Introduction to Optocouplers and Optoisolators

Basically, we use optocouplers and optoisolators to minimize interference in our control circuit. We separate the load side of the circuit from the control side. In other words, we don’t need to worry about noise from the load interfering with the control circuit. Additionally, this provides some form of protection of the microcontroller from incorrect wiring, and failures, such as short circuits.

Anyone who has spent some time with microcontrollers has probably seen some strange things happen due to a noisy load. This is especially true with inductive loads, such as a relay coil, or a solenoid. The optocoupler does not eliminate the need for a flyback diode or snubber for inductive loads, but it does help to keep most all of the noise out of your control circuit. Depending on the optocoupler you choose, you might also eliminate the need for an extra transistor to control larger loads. Optocouplers are available for switching DC as well as AC loads.

Although there are many different types of optocouplers, this example will use the 4n35. We will turn on a simple LED through the optocoupler

Description of Operation

The control circuit simply turns on an LED which is inside of the optocoupler. This light, in turn, causes the photo transistor to conduct on the load side. We still need to take the regular precautions to ensure we do not exceed the load limitations of the microprocessor, or the optocoupler. For more information on the 4N35, check out the datasheet.

4N35 Optocoupler Pinout

In this case, our control circuit connects to the left side (Pins 1&2). Likewise, the Load circuit connects to the right side (Pins 4&5). We make no connection to pin 3. At the same time, we do not need to make a connection to the base (pin 6) since we are controlling the photo transistor with the internal LED.

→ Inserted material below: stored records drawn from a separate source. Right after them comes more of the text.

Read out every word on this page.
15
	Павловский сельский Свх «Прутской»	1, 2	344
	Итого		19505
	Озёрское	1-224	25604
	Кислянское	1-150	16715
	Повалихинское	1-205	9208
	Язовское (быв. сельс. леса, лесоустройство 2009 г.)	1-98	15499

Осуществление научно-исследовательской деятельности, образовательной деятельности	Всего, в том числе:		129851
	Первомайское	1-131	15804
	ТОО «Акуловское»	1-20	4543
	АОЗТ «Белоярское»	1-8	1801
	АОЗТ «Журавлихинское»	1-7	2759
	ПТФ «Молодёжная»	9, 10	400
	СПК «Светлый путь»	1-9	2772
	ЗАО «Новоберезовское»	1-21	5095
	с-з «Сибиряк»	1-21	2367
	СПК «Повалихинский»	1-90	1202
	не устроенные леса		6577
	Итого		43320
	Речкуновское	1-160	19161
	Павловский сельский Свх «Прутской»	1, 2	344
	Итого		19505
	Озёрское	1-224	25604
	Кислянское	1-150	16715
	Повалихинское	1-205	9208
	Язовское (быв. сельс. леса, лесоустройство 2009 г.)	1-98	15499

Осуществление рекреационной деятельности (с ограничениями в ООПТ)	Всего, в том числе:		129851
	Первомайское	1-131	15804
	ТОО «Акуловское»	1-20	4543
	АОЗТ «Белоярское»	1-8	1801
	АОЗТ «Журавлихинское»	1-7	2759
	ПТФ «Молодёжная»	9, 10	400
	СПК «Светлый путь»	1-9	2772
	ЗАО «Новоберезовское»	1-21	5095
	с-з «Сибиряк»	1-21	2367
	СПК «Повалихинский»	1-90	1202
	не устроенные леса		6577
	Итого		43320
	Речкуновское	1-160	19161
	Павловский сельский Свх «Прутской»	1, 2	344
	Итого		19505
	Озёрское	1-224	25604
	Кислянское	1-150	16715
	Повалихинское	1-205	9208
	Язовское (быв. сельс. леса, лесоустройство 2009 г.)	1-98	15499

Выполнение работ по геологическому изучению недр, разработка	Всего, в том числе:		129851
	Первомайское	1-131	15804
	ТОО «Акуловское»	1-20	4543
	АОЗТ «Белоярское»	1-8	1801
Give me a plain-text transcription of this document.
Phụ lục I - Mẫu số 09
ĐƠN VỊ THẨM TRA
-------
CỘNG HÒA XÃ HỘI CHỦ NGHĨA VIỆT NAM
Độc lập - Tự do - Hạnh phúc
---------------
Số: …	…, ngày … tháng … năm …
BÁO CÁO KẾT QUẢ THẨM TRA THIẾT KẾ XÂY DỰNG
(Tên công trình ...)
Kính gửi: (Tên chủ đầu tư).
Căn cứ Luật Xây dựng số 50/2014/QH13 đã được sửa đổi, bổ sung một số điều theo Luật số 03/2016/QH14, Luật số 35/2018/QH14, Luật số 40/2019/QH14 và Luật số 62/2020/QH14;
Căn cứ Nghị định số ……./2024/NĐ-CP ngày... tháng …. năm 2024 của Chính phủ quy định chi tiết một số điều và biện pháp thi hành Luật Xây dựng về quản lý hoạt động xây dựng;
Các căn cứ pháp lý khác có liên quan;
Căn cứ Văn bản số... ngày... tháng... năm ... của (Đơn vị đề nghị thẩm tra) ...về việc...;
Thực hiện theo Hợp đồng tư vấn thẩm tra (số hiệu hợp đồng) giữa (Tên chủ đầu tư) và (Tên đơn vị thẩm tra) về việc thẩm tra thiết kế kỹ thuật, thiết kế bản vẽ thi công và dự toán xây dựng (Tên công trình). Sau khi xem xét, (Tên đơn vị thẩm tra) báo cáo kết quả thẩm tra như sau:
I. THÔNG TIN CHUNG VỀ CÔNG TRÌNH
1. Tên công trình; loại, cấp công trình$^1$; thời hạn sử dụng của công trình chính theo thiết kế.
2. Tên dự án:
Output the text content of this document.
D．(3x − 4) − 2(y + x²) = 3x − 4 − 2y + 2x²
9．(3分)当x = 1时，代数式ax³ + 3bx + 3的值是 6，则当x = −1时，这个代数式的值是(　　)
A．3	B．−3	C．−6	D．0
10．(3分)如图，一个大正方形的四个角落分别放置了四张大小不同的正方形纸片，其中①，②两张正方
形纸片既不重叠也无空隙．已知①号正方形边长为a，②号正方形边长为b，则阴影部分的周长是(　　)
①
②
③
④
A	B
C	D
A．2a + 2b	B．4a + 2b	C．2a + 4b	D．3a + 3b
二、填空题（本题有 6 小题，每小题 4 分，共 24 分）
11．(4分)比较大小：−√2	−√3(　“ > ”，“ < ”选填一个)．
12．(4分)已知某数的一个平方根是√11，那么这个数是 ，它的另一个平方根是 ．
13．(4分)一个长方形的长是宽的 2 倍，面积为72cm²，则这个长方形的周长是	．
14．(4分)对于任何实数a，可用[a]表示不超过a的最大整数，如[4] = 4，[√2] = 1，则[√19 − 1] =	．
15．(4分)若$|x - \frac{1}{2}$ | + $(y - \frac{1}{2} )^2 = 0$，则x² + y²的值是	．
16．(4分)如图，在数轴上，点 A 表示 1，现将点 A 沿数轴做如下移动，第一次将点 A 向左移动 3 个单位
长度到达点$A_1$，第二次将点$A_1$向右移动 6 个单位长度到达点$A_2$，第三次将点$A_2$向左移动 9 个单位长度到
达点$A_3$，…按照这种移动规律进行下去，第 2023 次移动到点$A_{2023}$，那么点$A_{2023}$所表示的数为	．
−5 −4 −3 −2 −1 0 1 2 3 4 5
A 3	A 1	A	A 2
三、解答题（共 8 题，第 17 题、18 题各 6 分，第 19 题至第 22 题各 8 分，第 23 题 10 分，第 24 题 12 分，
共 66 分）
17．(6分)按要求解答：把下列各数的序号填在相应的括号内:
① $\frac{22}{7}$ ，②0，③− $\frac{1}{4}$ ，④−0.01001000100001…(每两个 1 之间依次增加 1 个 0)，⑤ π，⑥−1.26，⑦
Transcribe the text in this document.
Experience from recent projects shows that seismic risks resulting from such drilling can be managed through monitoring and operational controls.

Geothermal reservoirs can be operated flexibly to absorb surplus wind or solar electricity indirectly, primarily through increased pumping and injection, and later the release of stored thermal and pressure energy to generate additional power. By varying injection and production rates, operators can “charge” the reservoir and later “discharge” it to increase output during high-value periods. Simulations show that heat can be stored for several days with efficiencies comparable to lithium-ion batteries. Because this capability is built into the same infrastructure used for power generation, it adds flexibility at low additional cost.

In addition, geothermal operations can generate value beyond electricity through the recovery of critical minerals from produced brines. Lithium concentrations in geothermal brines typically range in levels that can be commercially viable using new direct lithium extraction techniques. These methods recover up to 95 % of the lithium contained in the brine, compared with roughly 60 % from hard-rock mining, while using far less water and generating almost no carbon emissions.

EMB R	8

Wiring the Optocouplers and Optoisolators

I’ve created the following diagram using Tinkercad. In this case, I’ll just use a simple push button to represent an output from the microprocessor. This will simply the operation of our circuit so we concentrate solely on how the optocoupler is working.

Remember, pins 1&2 are simply an LED, and we treat them as such. Therefore, we need to add a current limiting resistor in series with the LED.

When we press the button, the LED turns on inside of the optocoupler. In turn, this causes the Phototransistor to conduct. The red LED acts as our load, and this LED will energize.